Blog: Alice Wong Wins MacArthur Fellowship

Writer, editor, and disability justice activist Alice Wong can add MacArthur “Genius Grant” winner to her already incredibly impressive resume.

On October 1, the John D. and Catherine T. MacArthur Foundation, announced that Wong, founder of the Disability Visibility Project, was one of 22 “creative and inspiring” individuals to win the prestigious “no strings attached” fellowship.

Wong, 50, was born with spinal muscular atrophy, a condition that causes muscles to weaken and atrophy. One of three daughters born to parents who immigrated to the United States from Hong Kong, Wong grew up in Indianapolis.
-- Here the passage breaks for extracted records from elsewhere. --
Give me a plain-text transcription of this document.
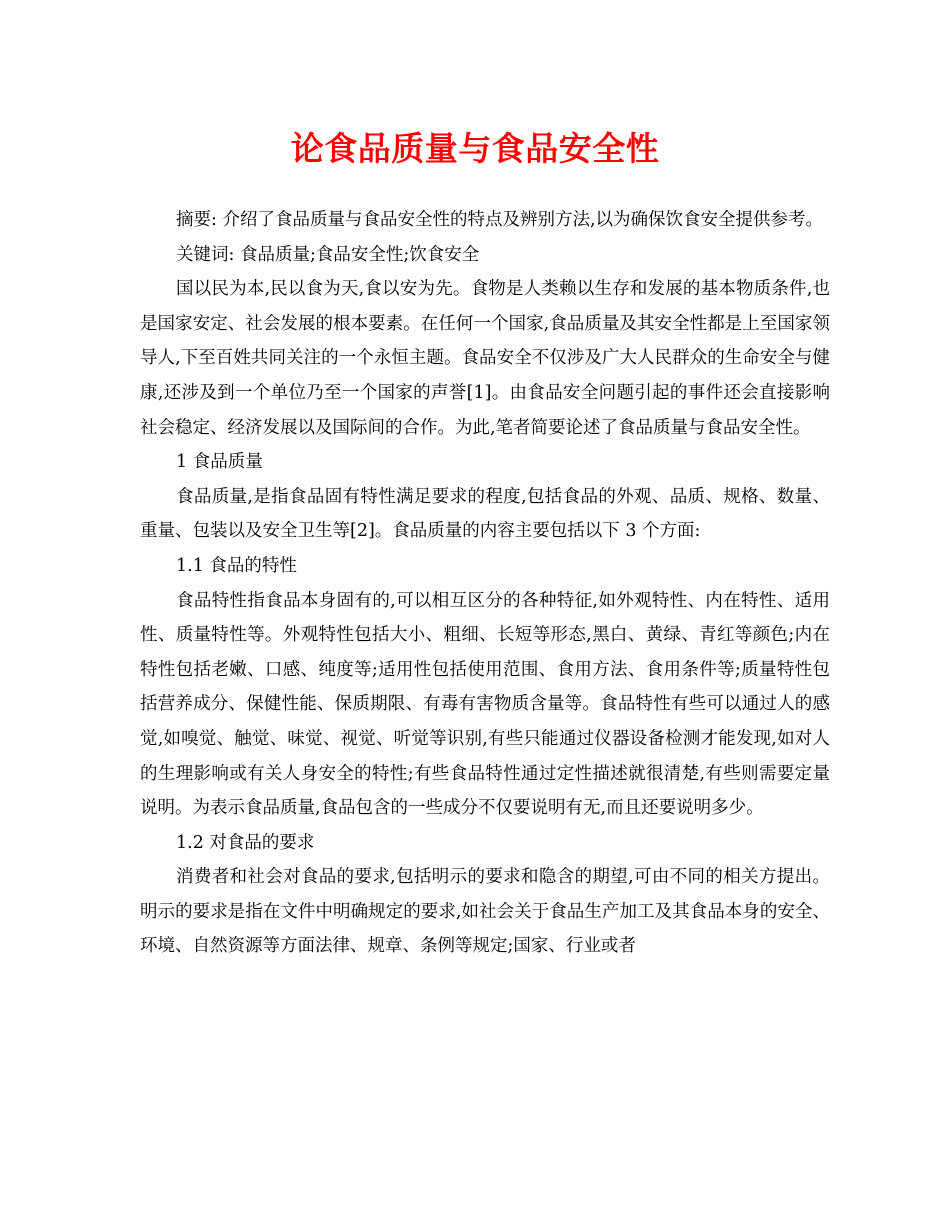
论食品质量与食品安全性

摘要: 介绍了食品质量与食品安全性的特点及辨别方法,以为确保饮食安全提供参考。

关键词: 食品质量;食品安全性;饮食安全

国以民为本,民以食为天,食以安为先。食物是人类赖以生存和发展的基本物质条件,也是国家安定、社会发展的根本要素。在任何一个国家,食品质量及其安全性都是上至国家领导人,下至百姓共同关注的一个永恒主题。食品安全不仅涉及广大人民群众的生命安全与健康,还涉及到一个单位乃至一个国家的声誉[1]。由食品安全问题引起的事件还会直接影响社会稳定、经济发展以及国际间的合作。为此,笔者简要论述了食品质量与食品安全性。

1 食品质量

食品质量,是指食品固有特性满足要求的程度,包括食品的外观、品质、规格、数量、重量、包装以及安全卫生等[2]。食品质量的内容主要包括以下 3 个方面:

1.1 食品的特性

食品特性指食品本身固有的,可以相互区分的各种特征,如外观特性、内在特性、适用性、质量特性等。外观特性包括大小、粗细、长短等形态,黑白、黄绿、青红等颜色;内在特性包括老嫩、口感、纯度等;适用性包括使用范围、食用方法、食用条件等;质量特性包括营养成分、保健性能、保质期限、有毒有害物质含量等。食品特性有些可以通过人的感觉,如嗅觉、触觉、味觉、视觉、听觉等识别,有些只能通过仪器设备检测才能发现,如对人的生理影响或有关人身安全的特性;有些食品特性通过定性描述就很清楚,有些则需要定量说明。为表示食品质量,食品包含的一些成分不仅要说明有无,而且还要说明多少。

1.2 对食品的要求

消费者和社会对食品的要求,包括明示的要求和隐含的期望,可由不同的相关方提出。明示的要求是指在文件中明确规定的要求,如社会关于食品生产加工及其食品本身的安全、环境、自然资源等方面法律、规章、条例等规定;国家、行业或者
In her twenties, she relocated to the Bay area of California where she earned a master’s degree in medical sociology from the University of California, San Francisco.

Over the years, Wong has used her platform to bring awareness to systemic ableism and to highlight the diverse experiences of people with disabilities.

According to the Mercury News, the Disability Visibility Project began as an oral history project in partnership with NPR’s StoryCorps, but has since grown to include “a podcast, a blog, social media, arts projects and spaces for connection and community building.”

In addition to creating the Disability Visibility Project, Wong has published two anthologies of essays including Disability Visibility (2020) and Disability Intimacy (2024). Her memoir, Year of the Tiger: An Activist’s Life, was published in 2022.

Wong has also spearheaded disability movements such as #CripTheVote, a nonpartisan campaign that encourages political candidates to engage with the disability community around issues of concern to them. She has advocated for continued masking in healthcare settings and for keeping plastic straws in restaurants for disabled individuals who need them.

In a video produced for the MacArthur Foundation, Wong explained that she wants “to change the way people think about disability from something one-dimensional and negative to something more complex and nuanced. There’s such diversity, joy and abundance in the lived disabled experience. We are multitudes,” said Wong.

As a MacArthur fellowship recipient, Wong will receive $800,000 over five years, to use in any way she sees fit. According to Marlies Carruth, Director of the MacArthur Fellows Program, the fellowships are meant “to cultivate the next generation of innovators; highlight the importance of imaginative thinking in creating objects of beauty that inspire; spotlight the value of risk-taking in addressing deep-rooted societal problems; and influence how people think of creativity.”

We can’t wait to see what’s next for Wong!